The Take-Away for Employers

On Eric Godman’s Technology & Marketing Law Blog, Venkat Balasubramani, who alerted to me to this case via Twitter message (Thanks again, Venkat!) wrote an insightful post about several of the legal issues in the case. He also uses a term I heard only recently–“shoulder surfing”–which refers to a person who stands behind an internet user and watches the user’s browsing activity. What I take away from the case is more back-to-basics than Venkat’s more sophisticated approach.

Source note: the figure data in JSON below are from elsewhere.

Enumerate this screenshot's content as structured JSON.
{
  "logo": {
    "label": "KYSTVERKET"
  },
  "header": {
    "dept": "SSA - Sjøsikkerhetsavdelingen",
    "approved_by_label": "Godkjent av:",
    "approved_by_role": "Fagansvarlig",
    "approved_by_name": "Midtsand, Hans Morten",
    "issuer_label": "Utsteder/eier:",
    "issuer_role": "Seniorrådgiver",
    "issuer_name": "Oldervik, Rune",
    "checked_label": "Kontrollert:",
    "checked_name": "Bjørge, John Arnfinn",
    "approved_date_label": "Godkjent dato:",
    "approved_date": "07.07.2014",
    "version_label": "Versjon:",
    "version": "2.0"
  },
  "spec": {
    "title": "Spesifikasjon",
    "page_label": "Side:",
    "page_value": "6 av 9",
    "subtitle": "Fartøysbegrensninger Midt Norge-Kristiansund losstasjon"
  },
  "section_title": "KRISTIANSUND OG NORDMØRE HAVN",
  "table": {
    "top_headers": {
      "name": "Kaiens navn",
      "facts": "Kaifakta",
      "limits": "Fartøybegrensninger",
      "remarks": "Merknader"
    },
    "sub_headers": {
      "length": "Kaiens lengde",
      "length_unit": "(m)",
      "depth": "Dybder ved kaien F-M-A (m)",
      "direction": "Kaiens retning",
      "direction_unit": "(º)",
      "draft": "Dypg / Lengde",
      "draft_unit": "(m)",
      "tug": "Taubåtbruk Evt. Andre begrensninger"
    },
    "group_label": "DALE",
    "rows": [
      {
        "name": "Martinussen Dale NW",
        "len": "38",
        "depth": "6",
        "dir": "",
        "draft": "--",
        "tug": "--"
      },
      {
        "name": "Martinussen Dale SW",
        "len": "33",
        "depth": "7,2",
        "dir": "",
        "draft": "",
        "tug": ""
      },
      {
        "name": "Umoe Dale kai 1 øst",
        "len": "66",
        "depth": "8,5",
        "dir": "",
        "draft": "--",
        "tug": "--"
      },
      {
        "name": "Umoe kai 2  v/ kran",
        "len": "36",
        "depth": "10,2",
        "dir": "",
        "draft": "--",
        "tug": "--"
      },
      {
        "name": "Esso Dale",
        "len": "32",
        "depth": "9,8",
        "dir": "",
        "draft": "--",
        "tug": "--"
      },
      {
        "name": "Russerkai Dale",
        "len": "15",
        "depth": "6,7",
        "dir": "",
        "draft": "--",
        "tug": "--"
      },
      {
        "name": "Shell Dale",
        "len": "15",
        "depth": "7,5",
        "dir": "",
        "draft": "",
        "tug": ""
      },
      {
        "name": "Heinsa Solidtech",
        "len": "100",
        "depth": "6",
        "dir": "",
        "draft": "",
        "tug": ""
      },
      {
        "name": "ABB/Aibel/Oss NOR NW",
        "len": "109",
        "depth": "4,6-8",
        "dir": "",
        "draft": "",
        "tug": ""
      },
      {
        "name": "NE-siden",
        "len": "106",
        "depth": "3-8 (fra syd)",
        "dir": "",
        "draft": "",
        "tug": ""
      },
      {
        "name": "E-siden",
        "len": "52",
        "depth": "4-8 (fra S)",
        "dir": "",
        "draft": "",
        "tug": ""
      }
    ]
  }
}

In short, assuming everything alleged in the Amended Complaint are true, the key employer take-away is this:

Don’t look for trouble or you just may find it.

If the supervisor did not have a reason to look at the employee’s Facebook page–i.e., to go snooping around without reasonable suspicion of some conduct that would have harmed the hospital or prevented Ehling form performing her job duties is a bad idea. It makes you seem like you’re prosecuting the employee, being malicious, and/or, as was alleged here, engaging in retaliation.

Ehling v. Monmouth-Ocean Hosp. Serv. Corp., No. 2:11-cv-03305-WJM (D.N.J. May 30, 2012).